The above works fine if I give it [] for one or both but maybe not. It returns 
an empty list if both are empty, which may be what you want or you may want an 
error or an empty tuple, ...

You wanted tuples in return. But if either one is empty, the above returns the 
original, a list without tuples. To return the valid list with each element as 
a singleton tuple could easily be done but you have not initially specified the 
expected behavior.

And it is hard to guess as it is not clear what you will do with this. Do you 
want to be able to do this for more than 2 at a time? At some point, the above 
approach is not right and an approach that works for an arbitrary number of 
lists to combine may make sense. Some python modules do something similar to 
the R function expand.grid() that makes all combinations into rows of a 
data.frame such as this expand_grid in the pandas module: 

https://pandas.pydata.org/pandas-docs/version/0.17.1/cookbook.html#creating-example-data

I assume that could be used as-is in some applications but could also be easily 
converted back into a list of tuples or have a generator deliver one result 
each time ...

And, yes, the above approach needs to convert your arguments into a single 
dictionary but that is easy enough.

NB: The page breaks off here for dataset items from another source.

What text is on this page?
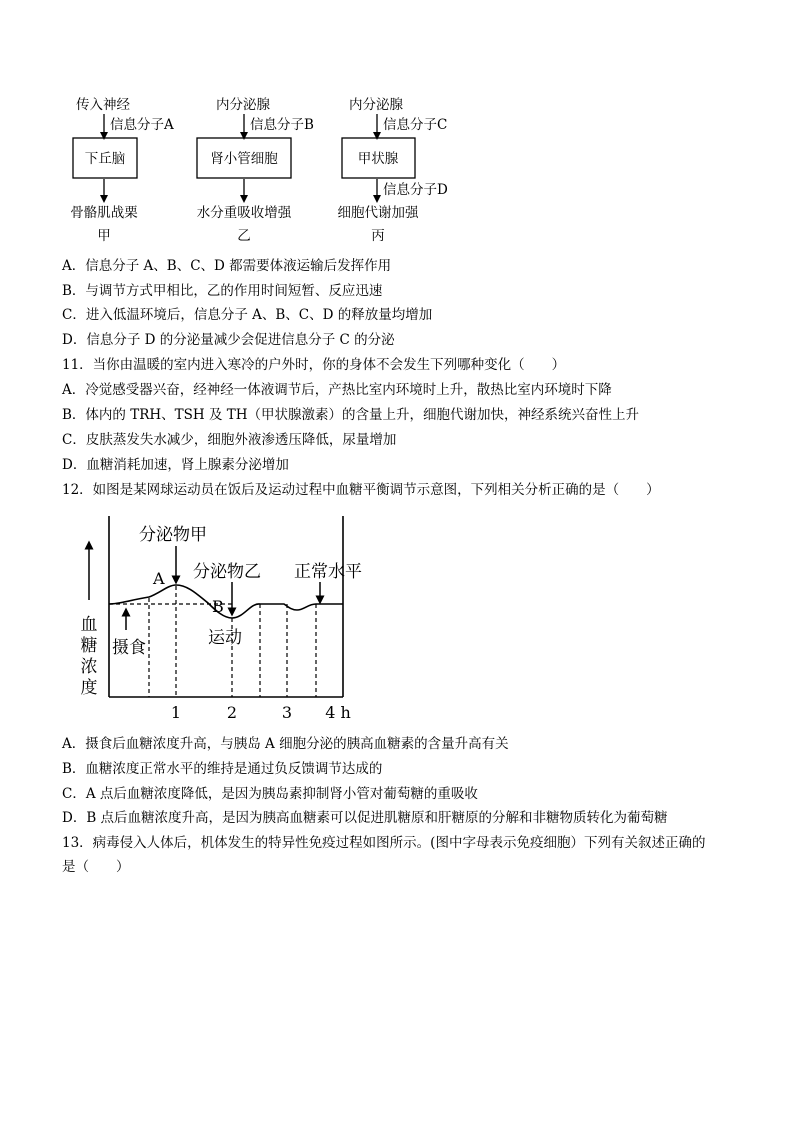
传入神经
信息分子A
下丘脑
骨骼肌战栗
甲
内分泌腺
信息分子B
肾小管细胞
水分重吸收增强
乙
内分泌腺
信息分子C
甲状腺
信息分子D
细胞代谢加强
丙
A．信息分子 A、B、C、D 都需要体液运输后发挥作用
B．与调节方式甲相比，乙的作用时间短暂、反应迅速
C．进入低温环境后，信息分子 A、B、C、D 的释放量均增加
D．信息分子 D 的分泌量减少会促进信息分子 C 的分泌
11．当你由温暖的室内进入寒冷的户外时，你的身体不会发生下列哪种变化（　　）
A．冷觉感受器兴奋，经神经一体液调节后，产热比室内环境时上升，散热比室内环境时下降
B．体内的 TRH、TSH 及 TH（甲状腺激素）的含量上升，细胞代谢加快，神经系统兴奋性上升
C．皮肤蒸发失水减少，细胞外液渗透压降低，尿量增加
D．血糖消耗加速，肾上腺素分泌增加
12．如图是某网球运动员在饭后及运动过程中血糖平衡调节示意图，下列相关分析正确的是（　　）
血
糖
浓
度
分泌物甲
A 分泌物乙
B
正常水平
摄食	运动
1	2	3 4 h
A．摄食后血糖浓度升高，与胰岛 A 细胞分泌的胰高血糖素的含量升高有关
B．血糖浓度正常水平的维持是通过负反馈调节达成的
C．A 点后血糖浓度降低，是因为胰岛素抑制肾小管对葡萄糖的重吸收
D．B 点后血糖浓度升高，是因为胰高血糖素可以促进肌糖原和肝糖原的分解和非糖物质转化为葡萄糖
13．病毒侵入人体后，机体发生的特异性免疫过程如图所示。(图中字母表示免疫细胞）下列有关叙述正确的
是（　　）
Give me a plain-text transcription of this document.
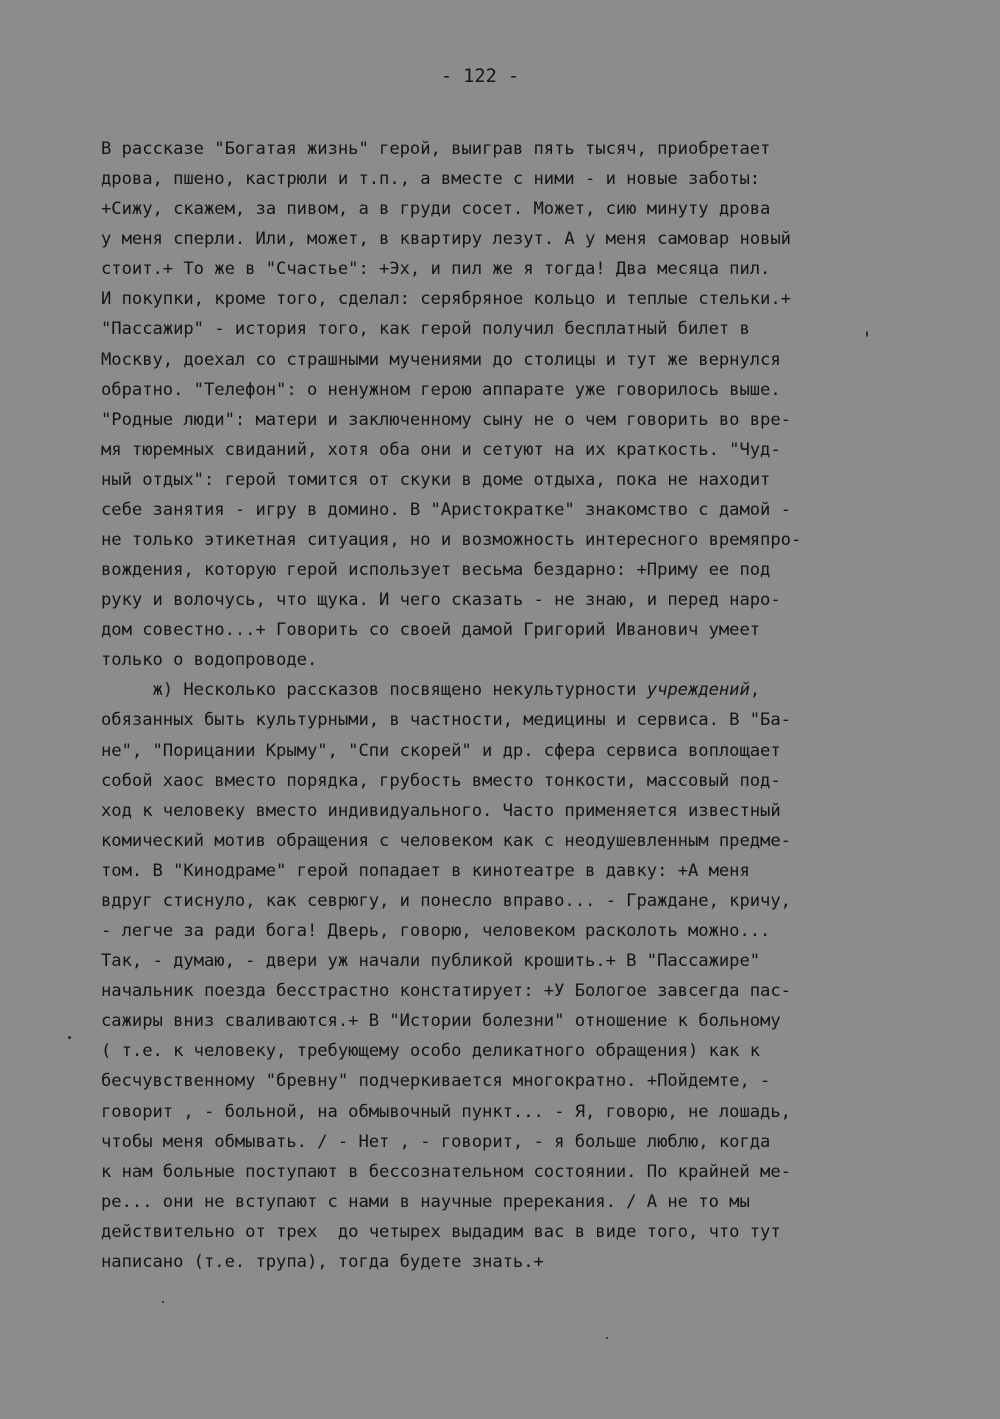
- 122 -
В рассказе "Богатая жизнь" герой, выиграв пять тысяч, приобретает
дрова, пшено, кастрюли и т.п., а вместе с ними - и новые заботы:
+Сижу, скажем, за пивом, а в груди сосет. Может, сию минуту дрова
у меня сперли. Или, может, в квартиру лезут. А у меня самовар новый
стоит.+ То же в "Счастье": +Эх, и пил же я тогда! Два месяца пил.
И покупки, кроме того, сделал: серябряное кольцо и теплые стельки.+
"Пассажир" - история того, как герой получил бесплатный билет в
Москву, доехал со страшными мучениями до столицы и тут же вернулся
обратно. "Телефон": о ненужном герою аппарате уже говорилось выше.
"Родные люди": матери и заключенному сыну не о чем говорить во вре-
мя тюремных свиданий, хотя оба они и сетуют на их краткость. "Чуд-
ный отдых": герой томится от скуки в доме отдыха, пока не находит
себе занятия - игру в домино. В "Аристократке" знакомство с дамой -
не только этикетная ситуация, но и возможность интересного времяпро-
вождения, которую герой использует весьма бездарно: +Приму ее под
руку и волочусь, что щука. И чего сказать - не знаю, и перед наро-
дом совестно...+ Говорить со своей дамой Григорий Иванович умеет
только о водопроводе.
ж) Несколько рассказов посвящено некультурности учреждений,
обязанных быть культурными, в частности, медицины и сервиса. В "Ба-
не", "Порицании Крыму", "Спи скорей" и др. сфера сервиса воплощает
собой хаос вместо порядка, грубость вместо тонкости, массовый под-
ход к человеку вместо индивидуального. Часто применяется известный
комический мотив обращения с человеком как с неодушевленным предме-
том. В "Кинодраме" герой попадает в кинотеатре в давку: +А меня
вдруг стиснуло, как севрюгу, и понесло вправо... - Граждане, кричу,
- легче за ради бога! Дверь, говорю, человеком расколоть можно...
Так, - думаю, - двери уж начали публикой крошить.+ В "Пассажире"
начальник поезда бесстрастно констатирует: +У Бологое завсегда пас-
сажиры вниз сваливаются.+ В "Истории болезни" отношение к больному
( т.е. к человеку, требующему особо деликатного обращения) как к
бесчувственному "бревну" подчеркивается многократно. +Пойдемте, -
говорит , - больной, на обмывочный пункт... - Я, говорю, не лошадь,
чтобы меня обмывать. / - Нет , - говорит, - я больше люблю, когда
к нам больные поступают в бессознательном состоянии. По крайней ме-
ре... они не вступают с нами в научные пререкания. / А не то мы
действительно от трех  до четырех выдадим вас в виде того, что тут
написано (т.е. трупа), тогда будете знать.+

Getting back a list of lists horizontally 
may be something like this:

 df.values.tolist()

As others have pointed out, you are actually not stating what you want and are 
getting the right answer if you ALLOW any of your items to be empty. It is like 
any operation using an NaN or an Inf do not work well as the result is 
generally nonsense. If you do not want any empty sets, take care to exclude 
them. In my dictionary example above, you might add only non-empty lists to the 
dictionary, for example, and if the dictionary remains empty, then there is 
nothing to combine.

I also see a subtle requirement that is annoying. You want the NAME of each 
entry preserved in order even as some may be EMPTY. So i ask where these names 
are stored so you can communicate them. This is trivial in languages like R but 
perhaps not in Python without some help. My suggestion is that numpy/pandas and 
their data types can help. Once you make a structure like I describe above, the 
columns have headers you can ask about and then you can pass the headers of 
surviving entities that perfectly match the columns, even if you take the 
columns out into a list of tuples.

It looks to some like you want lots of things without being willing to earn 
them. Any number of methods will easily remove or filter what you keep. Once 
you have clean data, the remainder can be trivial.

You then supplied a solution you said worked fine that looked pretty much 
NOTHING like what we have been discussing:

def query_lfixer(query):
    for k, v in query.items():
        if type(v)==list:
            query[k] = {"$in": v}
    return query

self._db_conn[collection_name].find(query_lfixer(query))


The above code seems be taking a dictionary and modifying it? And what you 
needed in the end was a dictionary? So why did so many of us bother? I will 
keep that in mind for future questions.